Si le scénario se résume à une comédie romantique, la signature de Gray le transforme en un drame de facture existentialiste, dense et chargé d’émotions. Joaquim Phoenix interprète le rôle du maniaco-dépressif si bien décrit par Dostoievski dans le roman que Luchino Visconti transcrit à l’écran (Les nuits blanches) avec Mastroianni et Maria Schell, un film qui ne laissa aucun souvenir dans la filmographie ni du metteur en scène ni de l’acteur.
Phoenix y incarne le personnage de Léo, victime de troubles de bipolarité, avec ses cicatrices aux poignets, se jetant d’un pont dès la première image. Le corps épais, le regard perdu, le sourire enfantin, objet de l’attention maternelle délicate et amoureuse (Isabelle Rossellini). James Gray reprend le thème du fils prodigue. Léo est de retour à la maison de ses parents, comme, dans The Yards, Mark Walberg sortant de prison pour retrouver le noyau familial avec Faye Daneway, James Caan et le cousin Phoenix. Si dans The Yards la famille, d’origine italienne, est embourbée dans une sombre histoire politico-mafieuse, Léo a été élevé, lui, dans la tradition juive avec des parents qui mènent une vie modeste avec leur petit commerce de laverie automatique.
La tension de Walberg qui a payé pour les sombres affaires familiales se retrouve chez Léo qui cherche à satisfaire des parents inquiets. Tâche impossible lorsque apparaît Michelle (Gwenwth Paltrow). Ses troubles de bipolarité atteignent le paroxysme, partagé entre la passion pour Michelle, un amour qui représente l’aventure, la rupture avec l’ordre établi et, d’autre part, la sécurité affective et matérielle d’une union promise à Sandra, choisie par les parents dans le cadre d’un projet de fusion de commerce. L’insécurité ou la fidélité à la tradition familiale. Conflit qui conduira de nouveau Léo sur le pont…

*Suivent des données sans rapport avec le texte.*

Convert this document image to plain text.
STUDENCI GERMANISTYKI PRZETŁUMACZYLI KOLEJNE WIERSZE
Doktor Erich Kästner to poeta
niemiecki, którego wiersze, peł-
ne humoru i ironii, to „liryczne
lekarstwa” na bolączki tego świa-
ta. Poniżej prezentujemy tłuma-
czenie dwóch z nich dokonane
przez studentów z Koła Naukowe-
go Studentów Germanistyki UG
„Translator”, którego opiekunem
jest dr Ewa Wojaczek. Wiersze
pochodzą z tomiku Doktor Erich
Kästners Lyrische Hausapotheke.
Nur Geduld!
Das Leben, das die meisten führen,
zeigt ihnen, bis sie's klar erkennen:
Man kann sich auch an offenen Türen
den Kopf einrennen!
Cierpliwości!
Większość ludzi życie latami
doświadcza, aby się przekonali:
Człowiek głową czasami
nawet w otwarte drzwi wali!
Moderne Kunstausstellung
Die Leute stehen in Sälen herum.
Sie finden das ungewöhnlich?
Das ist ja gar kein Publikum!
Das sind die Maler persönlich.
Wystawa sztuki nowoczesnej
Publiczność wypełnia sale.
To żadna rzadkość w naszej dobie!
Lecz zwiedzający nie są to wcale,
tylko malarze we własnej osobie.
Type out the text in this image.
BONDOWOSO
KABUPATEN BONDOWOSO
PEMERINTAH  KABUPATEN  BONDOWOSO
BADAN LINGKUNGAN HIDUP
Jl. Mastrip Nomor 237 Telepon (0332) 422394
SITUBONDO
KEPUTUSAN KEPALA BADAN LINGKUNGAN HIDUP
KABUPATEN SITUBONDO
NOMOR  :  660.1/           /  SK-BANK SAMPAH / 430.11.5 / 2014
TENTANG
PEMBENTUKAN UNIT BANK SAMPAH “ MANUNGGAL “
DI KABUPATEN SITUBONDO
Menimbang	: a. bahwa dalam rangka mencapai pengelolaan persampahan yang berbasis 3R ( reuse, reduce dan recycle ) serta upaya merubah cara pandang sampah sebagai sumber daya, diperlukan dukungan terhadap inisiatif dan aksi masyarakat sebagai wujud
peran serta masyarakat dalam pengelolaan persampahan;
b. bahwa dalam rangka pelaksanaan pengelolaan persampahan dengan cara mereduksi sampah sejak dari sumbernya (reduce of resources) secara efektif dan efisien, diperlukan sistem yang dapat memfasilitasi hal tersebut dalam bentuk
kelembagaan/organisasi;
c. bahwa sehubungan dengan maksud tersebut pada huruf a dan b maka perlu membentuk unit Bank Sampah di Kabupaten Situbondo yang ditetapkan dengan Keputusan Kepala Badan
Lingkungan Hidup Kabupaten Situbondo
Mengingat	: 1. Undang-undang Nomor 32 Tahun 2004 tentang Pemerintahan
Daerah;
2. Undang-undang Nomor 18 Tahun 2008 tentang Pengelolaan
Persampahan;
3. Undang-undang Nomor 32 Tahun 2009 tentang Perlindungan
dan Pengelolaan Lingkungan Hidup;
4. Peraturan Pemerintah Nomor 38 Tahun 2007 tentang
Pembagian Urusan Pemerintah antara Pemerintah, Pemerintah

James Gray décrit le retour du fils, le piège du noyau familial, l’échec d’un être faible et généreux, vaincu par la loi du groupe, trompé par la séduction et la soif d’évasion. Un film sur la passion, le pathos, dont la force dramatique est atteinte grâce à l’interprétation magistrale de Phoenix, en particulier à la représentation de ses pulsions –comme lorsqu’il se lance sur la piste de danse. Mais aussi, grâce à la résolution cinématographique de cette dualité entre devenir et permanence que représentent les deux amours de Léo, Two lovers, l’ambiance douillette de la relation sexuelle avec Sandra, l’intensité des émotions qu’éveille Michelle dans le froid glacé de la terrasse.